02-13-2003, 11:52 AM
jsaund22.... I would appreciate learning more about the process of your turpentine still. What kind of pine tree do they collect the pitch from? How do they tap the trees? How much pitch do they process? How is it collected and handled? What kind of still? What temperature and for how long? ? How much rosin is left over. Anything about the process would be appreciated.
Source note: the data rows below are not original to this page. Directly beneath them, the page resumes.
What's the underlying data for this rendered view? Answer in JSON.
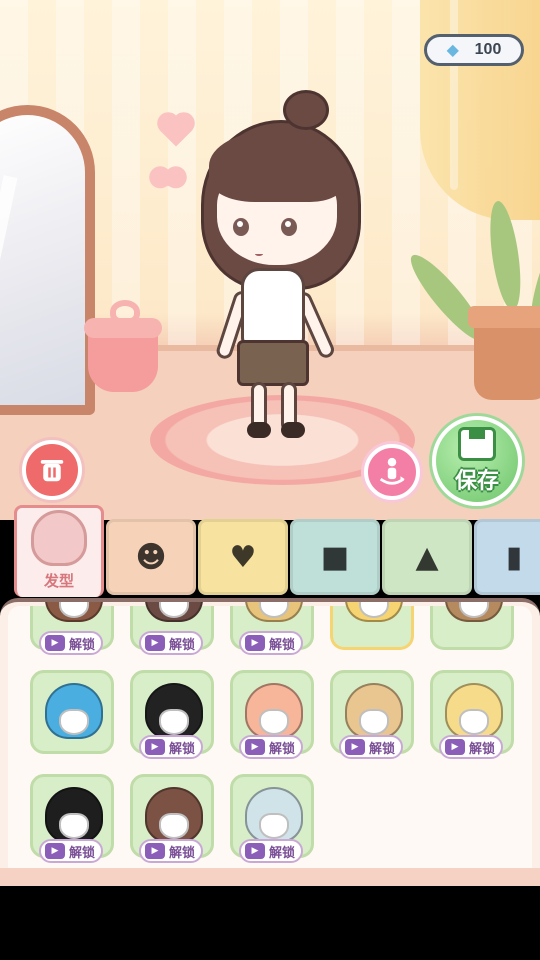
{
  "currency": {
    "icon": "diamond-icon",
    "value": "100"
  },
  "buttons": {
    "save_label": "保存"
  },
  "tabs": [
    {
      "id": "hairstyle",
      "label": "发型",
      "active": true,
      "icon": "hairstyle-icon",
      "color": "#fdecec"
    },
    {
      "id": "face",
      "label": "",
      "icon": "face-icon",
      "color": "#f6d3b8"
    },
    {
      "id": "top",
      "label": "",
      "icon": "shirt-icon",
      "color": "#f7e2a0"
    },
    {
      "id": "bottom",
      "label": "",
      "icon": "shorts-icon",
      "color": "#bfe0d8"
    },
    {
      "id": "dress",
      "label": "",
      "icon": "dress-icon",
      "color": "#cfe6c4"
    },
    {
      "id": "shoes",
      "label": "",
      "icon": "boot-icon",
      "color": "#c2daea"
    }
  ],
  "items": {
    "unlock_label": "解锁",
    "row0": [
      {
        "hair": "#8a5a44",
        "locked": true
      },
      {
        "hair": "#6b4a44",
        "locked": true
      },
      {
        "hair": "#e8c47a",
        "locked": true
      },
      {
        "hair": "#f7d472",
        "locked": false,
        "selected": true
      },
      {
        "hair": "#b48a5e",
        "locked": false
      }
    ],
    "row1": [
      {
        "hair": "#4aaee0",
        "locked": false
      },
      {
        "hair": "#222222",
        "locked": true
      },
      {
        "hair": "#f7b59a",
        "locked": true
      },
      {
        "hair": "#e9c58f",
        "locked": true
      },
      {
        "hair": "#f6dc8a",
        "locked": true
      }
    ],
    "row2": [
      {
        "hair": "#1e1e1e",
        "locked": true
      },
      {
        "hair": "#7b5244",
        "locked": true
      },
      {
        "hair": "#cfe3e8",
        "locked": true
      }
    ]
  }
}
Turpentine is readily available in the paint department. Does anyone know about the commercial methods of manufacture? Where is it made? What happens to the rosin by-product? From the quantity and price of turpentine, I would think that there must be large quantities of rosin created as a by-product. Where does it all go? Why is rosin in such short supply? If rosin were as common as terpentine would suggest, why would any of us ever need to make our own rosin?

Jamey Saunders
02-13-2003, 12:06 PM
I think that the rosin is used in other things, like glues, but I'm not sure. The scarcity of rosin may also have to do with the fact that it's not exactly a household necessity. Not many people use it or even know what it is, so it could be that a lot of it is simply discarded.
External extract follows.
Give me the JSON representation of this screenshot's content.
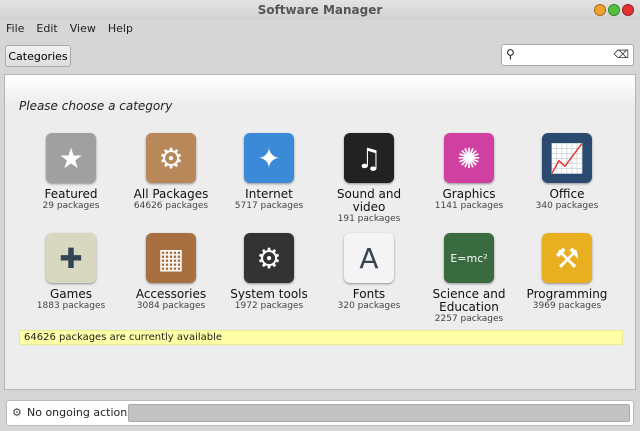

As for the old still, it has a large brick base (round) with a huge boiler on top. This base is probably 25 feet in diameter. There is a platform on the top where the distillers work. It is wood fired, and the turpentine that boils off is piped through a copper coil in a 15ft. diameter cooling barrel. The pure turpentine drips out of the end of the coil. Kinda like making moonshine.:D

I don't know what kind of trees they use, just that they're pine. They call the festival they have the "Catface Country Turpentine Festival". This comes from the way they tap the trees. They don't so much tap them as they scar them. They have a pan (kinda like a bread loaf pan) that they nail to the tree. They then have a sheet metal ramp that nails just above the pan. This ramp follows the contour of the tree and guides the sap into the pan. Then, they take a concave-faced ax and cut the bark off the tree. The way they cut the trees looks like a bunch of "V"'s stacked on top of each other. (Kinda like this, <<<<<<<<, only rotated 90*.) The sap runs out of the tree and into the pan. The scar that's left looks like a cat's whiskers, thus the name "Catface".

I don't know how they get the sap now. That's the way they did it many moons ago. As far as how much they process during the one weekend a year that the still operates, I don't know.